郁沐錯開景元的視線,低頭,將例行使用的藥箱打開,敷衍道:「將軍所言極是。」
景元無聲一笑,在郁沐準備東西的空檔,自顧自道:
「丹楓脫獄,劫獄者至今下落不明,據十王司的報告,幽獄之底有重兵把守,理當插翅難飛,可賊人偏是將丹楓完好無損地竊走,現場只留下一枚銀杏葉,實在匪夷所思。」
郁沐:「將軍在大庭廣眾說這些,不怕被安個瀆職泄密的罪名嗎?」
「這些話,這神策府里的雲騎軍已經聽龍師們翻來覆去許多遍了,不差我這幾句。
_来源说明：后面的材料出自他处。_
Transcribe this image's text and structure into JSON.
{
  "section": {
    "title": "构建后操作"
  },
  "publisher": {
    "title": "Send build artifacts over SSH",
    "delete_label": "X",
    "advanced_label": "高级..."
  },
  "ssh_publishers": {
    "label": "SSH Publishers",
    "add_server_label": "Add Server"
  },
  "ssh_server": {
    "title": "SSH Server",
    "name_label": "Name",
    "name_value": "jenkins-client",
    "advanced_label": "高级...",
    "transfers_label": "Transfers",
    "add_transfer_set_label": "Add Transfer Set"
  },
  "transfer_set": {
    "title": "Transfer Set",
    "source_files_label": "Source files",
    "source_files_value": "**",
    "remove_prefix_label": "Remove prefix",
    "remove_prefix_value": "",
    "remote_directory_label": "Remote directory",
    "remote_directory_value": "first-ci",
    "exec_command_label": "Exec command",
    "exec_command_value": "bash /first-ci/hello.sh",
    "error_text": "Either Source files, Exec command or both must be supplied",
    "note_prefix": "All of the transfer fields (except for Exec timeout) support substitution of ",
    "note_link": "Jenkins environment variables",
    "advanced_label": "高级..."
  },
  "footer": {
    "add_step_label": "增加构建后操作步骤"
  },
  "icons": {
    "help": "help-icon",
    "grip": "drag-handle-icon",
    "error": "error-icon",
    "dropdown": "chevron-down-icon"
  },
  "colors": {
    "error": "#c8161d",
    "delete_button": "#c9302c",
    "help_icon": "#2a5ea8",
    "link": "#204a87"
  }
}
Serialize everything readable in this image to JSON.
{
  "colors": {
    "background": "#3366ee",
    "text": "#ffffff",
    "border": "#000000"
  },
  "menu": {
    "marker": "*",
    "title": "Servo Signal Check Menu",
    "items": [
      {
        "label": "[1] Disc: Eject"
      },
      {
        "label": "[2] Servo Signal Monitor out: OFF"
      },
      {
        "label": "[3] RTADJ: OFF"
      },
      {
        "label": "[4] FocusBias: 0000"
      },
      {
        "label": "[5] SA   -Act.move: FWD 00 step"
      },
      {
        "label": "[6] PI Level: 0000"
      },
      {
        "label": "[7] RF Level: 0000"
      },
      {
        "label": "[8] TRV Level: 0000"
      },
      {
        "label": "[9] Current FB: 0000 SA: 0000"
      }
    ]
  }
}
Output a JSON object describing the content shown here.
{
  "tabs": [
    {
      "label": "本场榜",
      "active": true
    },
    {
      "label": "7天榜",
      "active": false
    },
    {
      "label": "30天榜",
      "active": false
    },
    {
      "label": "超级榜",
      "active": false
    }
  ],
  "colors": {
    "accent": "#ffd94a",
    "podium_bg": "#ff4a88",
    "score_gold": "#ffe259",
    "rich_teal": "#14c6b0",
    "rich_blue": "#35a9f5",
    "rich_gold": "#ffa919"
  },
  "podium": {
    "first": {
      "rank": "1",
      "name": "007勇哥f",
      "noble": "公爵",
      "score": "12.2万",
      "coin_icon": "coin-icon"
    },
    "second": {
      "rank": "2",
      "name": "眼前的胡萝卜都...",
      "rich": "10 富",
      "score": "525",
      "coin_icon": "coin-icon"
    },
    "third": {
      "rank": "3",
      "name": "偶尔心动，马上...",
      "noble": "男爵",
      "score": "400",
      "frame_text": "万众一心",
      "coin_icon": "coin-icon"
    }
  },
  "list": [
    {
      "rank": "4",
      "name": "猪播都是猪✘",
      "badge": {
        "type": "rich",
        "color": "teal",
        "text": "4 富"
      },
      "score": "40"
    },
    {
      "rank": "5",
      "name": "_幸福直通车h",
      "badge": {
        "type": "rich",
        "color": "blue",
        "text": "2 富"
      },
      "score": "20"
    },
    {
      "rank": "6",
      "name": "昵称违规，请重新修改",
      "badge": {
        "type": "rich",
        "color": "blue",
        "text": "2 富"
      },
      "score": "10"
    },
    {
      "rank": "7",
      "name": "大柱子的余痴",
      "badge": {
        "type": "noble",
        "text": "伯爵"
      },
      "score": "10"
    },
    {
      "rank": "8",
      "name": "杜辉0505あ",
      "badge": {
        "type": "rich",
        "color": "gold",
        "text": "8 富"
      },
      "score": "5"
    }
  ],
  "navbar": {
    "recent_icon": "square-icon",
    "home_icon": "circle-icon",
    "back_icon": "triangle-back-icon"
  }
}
」
「……」郁沐嘆了口氣,即便不抬頭,也感覺得到落在自己身上的視線何等灼熱。
他不發一言,只是恭敬地隔著絹帕,搭上景元的脈。
強勁有力,內氣生發,毫無虧虛暈眩之相。
果然,之前遣人來請醫說自己夢魘抱恙心火鬱結憂慮難眠什麼,都是騙人的。
「郁卿可知,自倏忽之戰後,持明屢蒙重災,先是飲月之亂,而後罪人脫獄,最近又遺失重要典籍,據說盜典者也曾……」
「將軍,再這樣下去,您就該改名『閒話將軍』了。」郁沐收回手,折好絹帕,從箱子裡取出一袋隔油紙包裝的物什,打斷景元:「這是此次的藥方,一日一丸,飯後送服。」
「與平時的不一樣?」景元似乎露出了幾分笑意。
「不一樣,這是以太子參、仙體陳皮、虛陵丹果熬煮凝練而成的藥丸,功效甚好。」郁沐逐一解釋。
「很是難懂的藥名,果真是術業有專攻,郁卿真是醫術精湛,藥到病除。」景元非常捧場道,「不過,這次的藥方箋有些簡略,具體功效是什麼呢?」
「開胃消食。」郁沐認真地注視景元,視線明亮如仙舟天氣模擬出的陽光。